How does Reverse Osmosis Work?
In order to better understand the term Reverse Osmosis or RO, let’s start out by defining Osmosis.
Osmosis is produced by nature and membrane technology by the passing of one solvent with low concentration through a semi-permeable membrane into a solvent of higher concentrate in attempt to balance or dilute the more concentrated side.
There are different types of membranes. Some are impermeable which means nothing will pass through them. Take Saran Wrap for example. This is an impermeable membrane, nothing can get through it. The other type of membrane is semi permeable which means some atoms or molecules will pass through it. One of the best examples of semi permeable membranes are in our own body, the lining of your intestines or cell walls.
Osmosis occurs when a semi permeable membrane is placed between two levels of liquids that have different concentrates.

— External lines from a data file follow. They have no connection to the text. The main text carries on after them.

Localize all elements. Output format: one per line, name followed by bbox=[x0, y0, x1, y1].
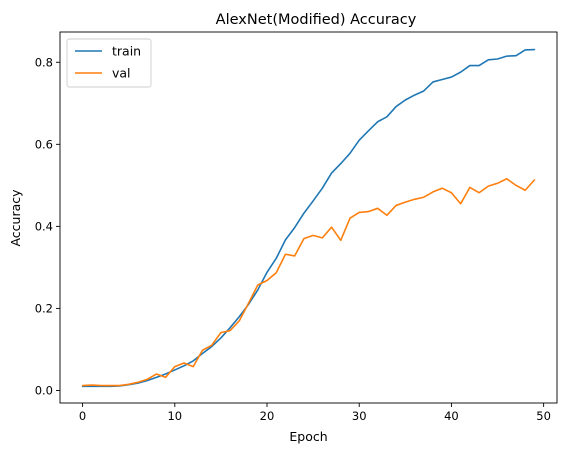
x-axis-label: Epoch bbox=[289, 429, 327, 444]
y-axis-label: Accuracy bbox=[8, 189, 23, 247]
x-tick-label: 30 bbox=[352, 409, 367, 423]
y-tick-label: 0.0 bbox=[35, 383, 53, 397]
y-tick-label: 0.6 bbox=[35, 137, 53, 151]
y-tick-label: 0.4 bbox=[35, 219, 53, 233]
x-tick-label: 50 bbox=[536, 409, 551, 423]
x-axis-ticks: 0 10 20 30 40 50 bbox=[79, 403, 551, 423]
legend: train val bbox=[66, 38, 152, 88]
legend-label-val: val bbox=[112, 66, 131, 81]
y-tick-label: 0.8 bbox=[35, 55, 53, 69]
x-tick-label: 20 bbox=[260, 409, 275, 423]
y-tick-label: 0.2 bbox=[35, 301, 53, 315]
y-axis-ticks: 0.0 0.2 0.4 0.6 0.8 bbox=[35, 55, 60, 397]
legend-label-train: train bbox=[112, 44, 141, 59]
series-line-val bbox=[81, 177, 536, 387]
chart-title: AlexNet(Modified) Accuracy bbox=[216, 12, 417, 28]
plot-area bbox=[59, 31, 558, 404]
series-line-train bbox=[81, 48, 536, 388]
x-tick-label: 0 bbox=[79, 409, 86, 423]
series-lines bbox=[81, 48, 536, 388]
x-tick-label: 40 bbox=[444, 409, 459, 423]
x-tick-label: 10 bbox=[167, 409, 182, 423]
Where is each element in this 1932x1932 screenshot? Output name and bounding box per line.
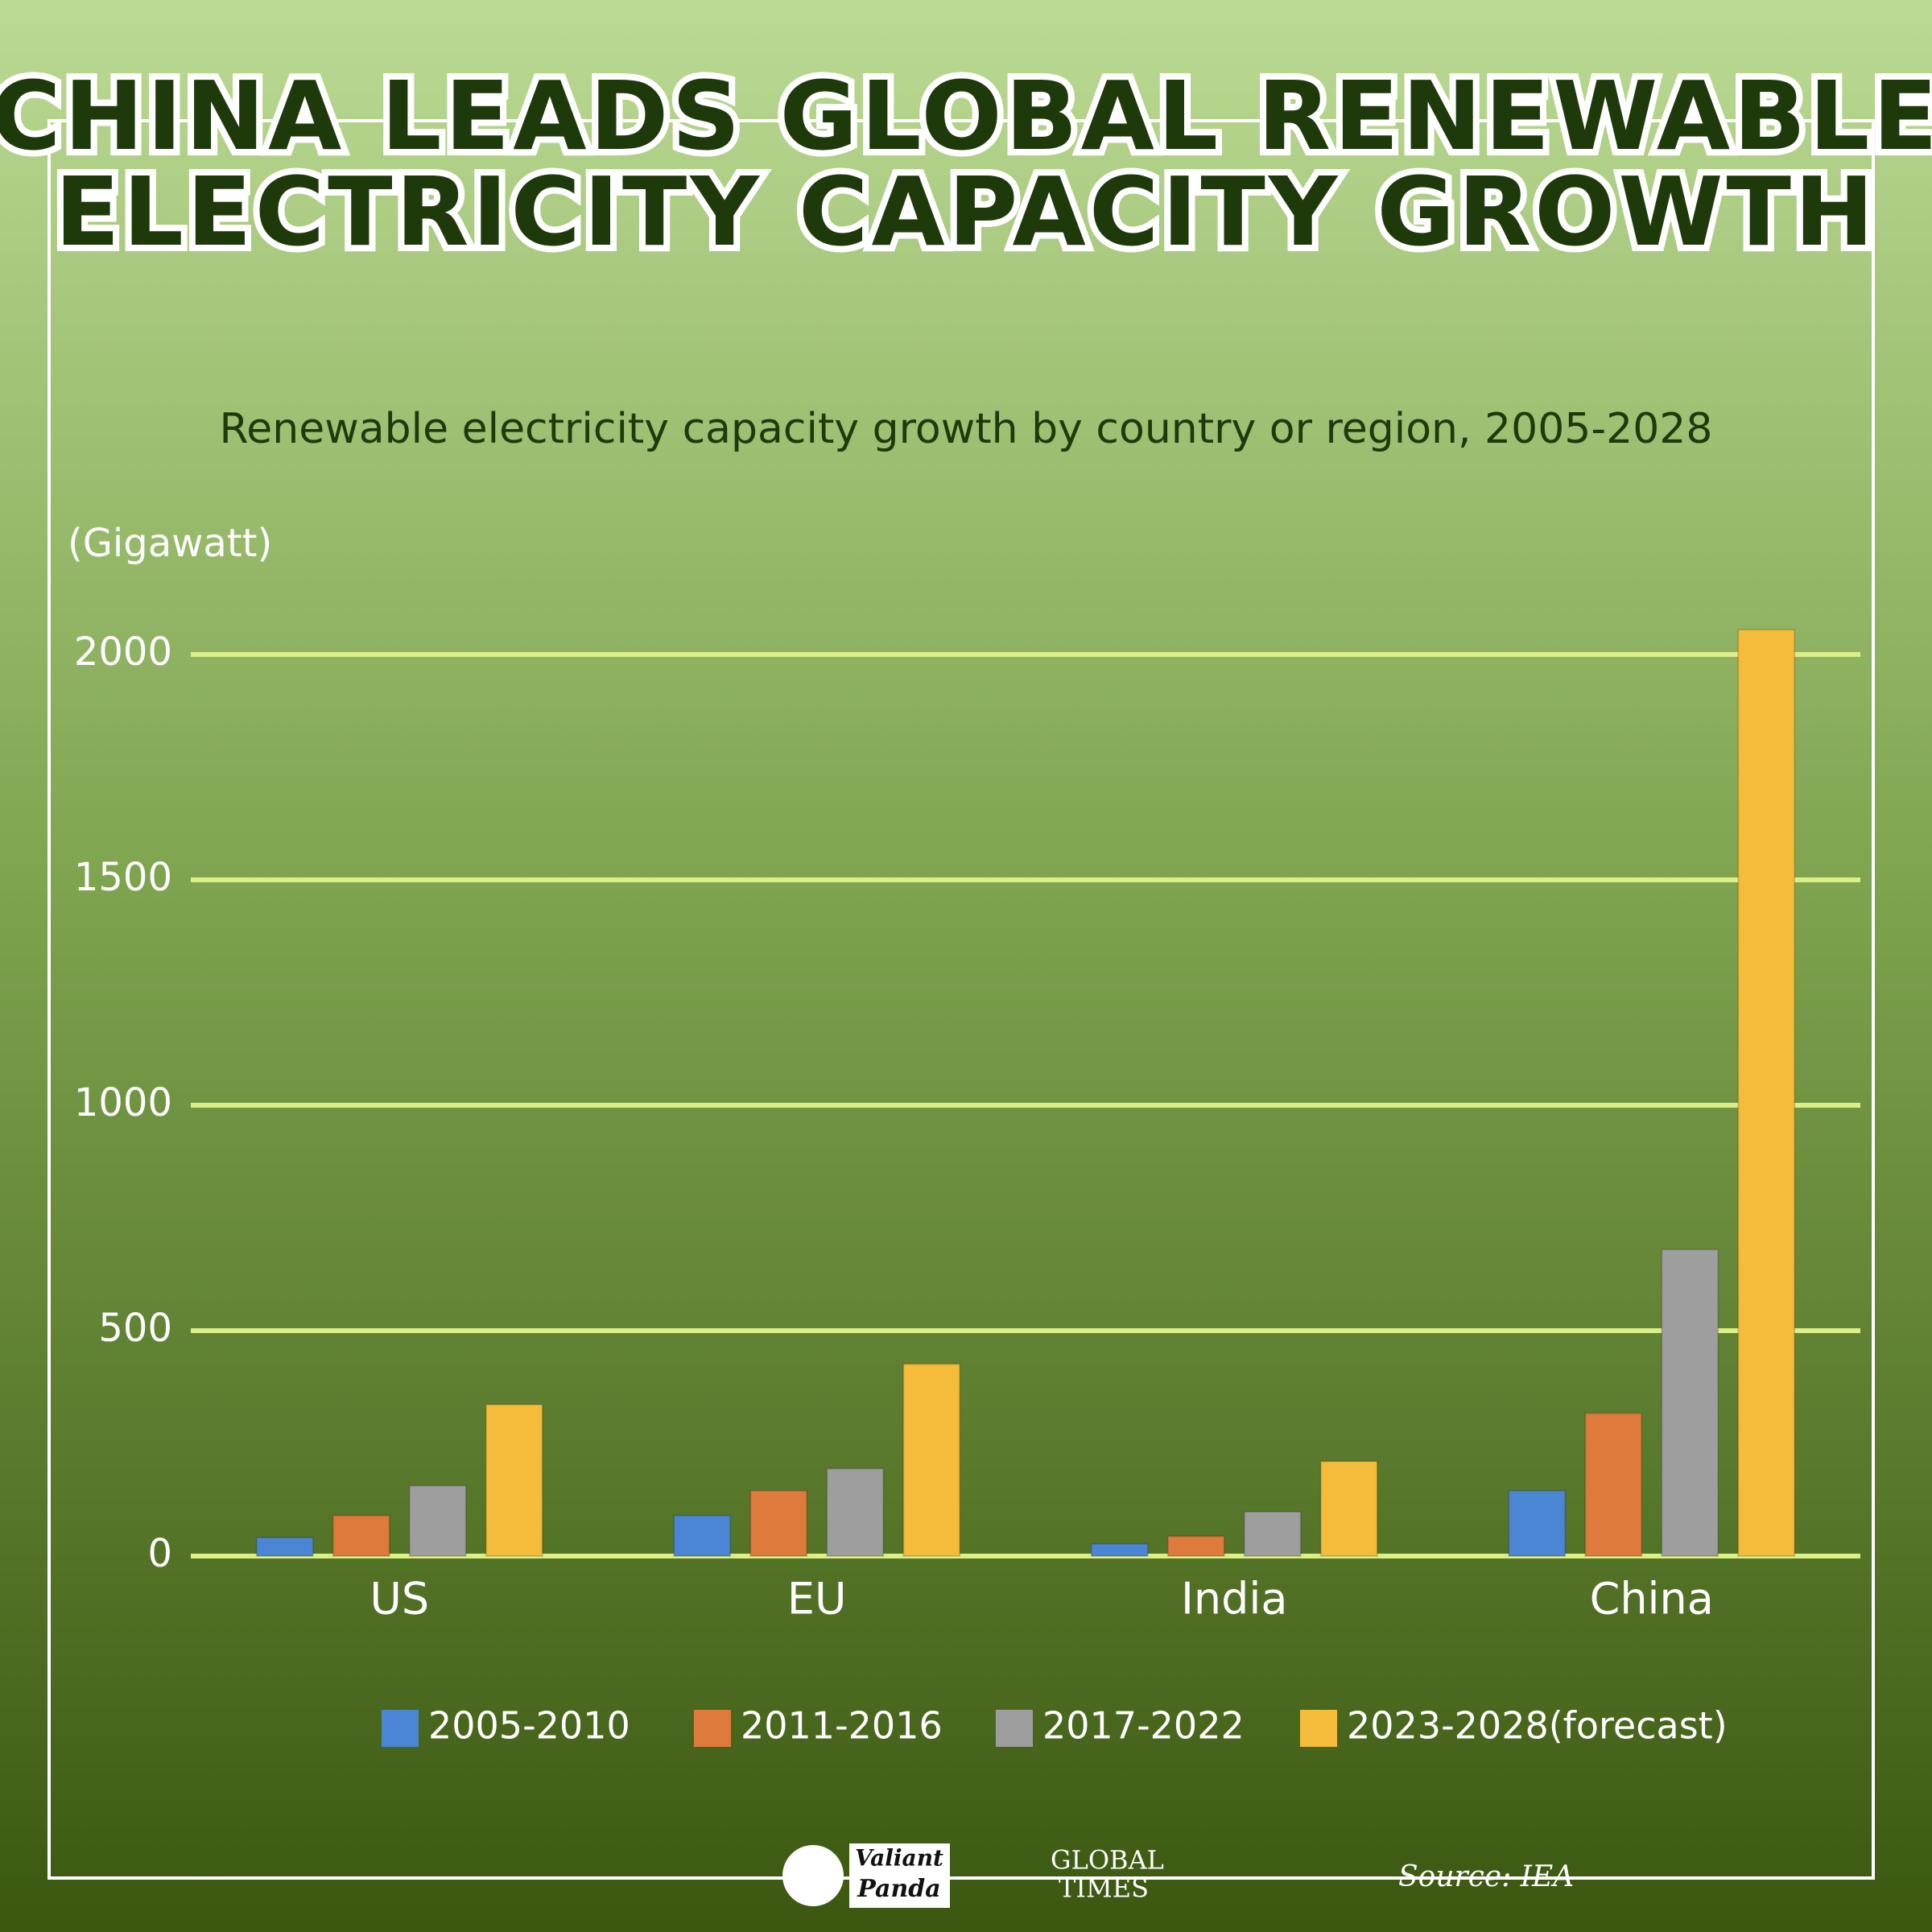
bar bbox=[1166, 1535, 1225, 1557]
bar bbox=[1319, 1460, 1378, 1558]
bar bbox=[826, 1468, 885, 1557]
chart-subtitle: Renewable electricity capacity growth by… bbox=[220, 405, 1713, 453]
chart-title: ELECTRICITY CAPACITY GROWTH bbox=[55, 156, 1877, 267]
x-tick-label: US bbox=[369, 1574, 429, 1624]
legend-label: 2017-2022 bbox=[1042, 1704, 1245, 1748]
x-tick-label: EU bbox=[787, 1574, 847, 1624]
bar bbox=[485, 1403, 543, 1557]
y-tick-label: 1500 bbox=[74, 855, 172, 900]
logo-text: TIMES bbox=[1059, 1873, 1149, 1904]
legend-swatch bbox=[1300, 1710, 1337, 1747]
bar bbox=[1243, 1511, 1302, 1557]
logo-icon bbox=[782, 1845, 844, 1906]
legend-swatch bbox=[694, 1710, 731, 1747]
y-tick-label: 500 bbox=[98, 1306, 172, 1351]
source: Source: IEA bbox=[1398, 1860, 1574, 1893]
bar bbox=[673, 1514, 732, 1557]
y-axis-label: (Gigawatt) bbox=[68, 521, 272, 566]
frame bbox=[47, 119, 1875, 1880]
logo-text: Panda bbox=[857, 1875, 940, 1903]
legend-label: 2011-2016 bbox=[741, 1704, 943, 1748]
legend-label: 2023-2028(forecast) bbox=[1347, 1704, 1728, 1748]
chart-title: CHINA LEADS GLOBAL RENEWABLE bbox=[0, 60, 1932, 171]
legend-swatch bbox=[382, 1710, 419, 1747]
bar bbox=[1661, 1249, 1719, 1557]
bar bbox=[1584, 1412, 1643, 1557]
bar bbox=[255, 1537, 314, 1558]
logo-text: GLOBAL bbox=[1051, 1845, 1164, 1876]
logo-text: Valiant bbox=[855, 1845, 943, 1872]
bar bbox=[332, 1514, 390, 1557]
y-tick-label: 2000 bbox=[74, 630, 172, 675]
x-tick-label: China bbox=[1590, 1574, 1714, 1624]
bar bbox=[749, 1489, 808, 1558]
bar bbox=[902, 1363, 961, 1557]
y-tick-label: 0 bbox=[147, 1531, 172, 1576]
bar bbox=[408, 1484, 467, 1558]
bar bbox=[1090, 1542, 1149, 1558]
bar bbox=[1508, 1489, 1567, 1558]
logo-box bbox=[849, 1843, 950, 1908]
bar bbox=[1737, 629, 1796, 1558]
legend-swatch bbox=[996, 1710, 1033, 1747]
y-tick-label: 1000 bbox=[74, 1080, 172, 1125]
legend-label: 2005-2010 bbox=[428, 1704, 630, 1748]
x-tick-label: India bbox=[1181, 1574, 1288, 1624]
logo: Valiant Panda GLOBAL TIMES bbox=[782, 1843, 1164, 1908]
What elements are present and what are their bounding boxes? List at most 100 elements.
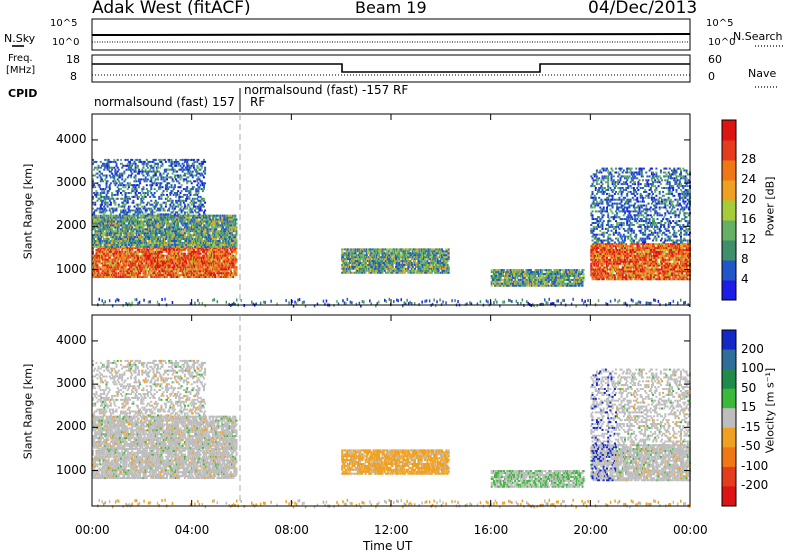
scatter-cell xyxy=(235,250,238,253)
scatter-cell xyxy=(103,168,106,171)
scatter-cell xyxy=(103,190,106,193)
scatter-cell xyxy=(112,211,115,214)
scatter-cell xyxy=(172,252,175,255)
scatter-cell xyxy=(92,250,94,253)
scatter-cell xyxy=(122,256,125,259)
scatter-cell xyxy=(183,228,186,231)
scatter-cell xyxy=(152,274,155,277)
scatter-cell xyxy=(163,264,166,267)
scatter-cell xyxy=(95,193,98,196)
scatter-cell xyxy=(130,192,133,194)
scatter-cell xyxy=(117,276,120,278)
scatter-cell xyxy=(153,218,156,221)
scatter-cell xyxy=(99,254,102,257)
scatter-cell xyxy=(161,164,164,167)
scatter-cell xyxy=(166,250,168,253)
scatter-cell xyxy=(144,268,147,271)
scatter-cell xyxy=(196,160,199,163)
scatter-cell xyxy=(192,164,195,167)
scatter-cell xyxy=(134,274,137,277)
scatter-cell xyxy=(181,195,184,198)
scatter-cell xyxy=(94,264,97,267)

The liquid with the lower concentrate will seek out the higher concentrate in an attempt to equalize them. This phenomenon frequently occurs naturally in animal life and vegetation. This is why drinking salt water can literally kill you.
Drinking salt water at a high concentrate will cause your stomach wall to draw water through its membrane walls from your body in attempt to equalize or dilute the concentrate. This could result in severe dehydration and ultimately death.
In RO, pressure is exerted on the concentrated side to force the water molecules through the membrane to the pure water side. This is the opposite of Osmosis, thus the term Reverse Osmosis. In water purification, RO is commonly used in residential and commercial applications.
Private boats all the way up to large ships use RO for desalination of sea water as well. Reverse Osmosis can also be used to purify other liquids with undesirable purity.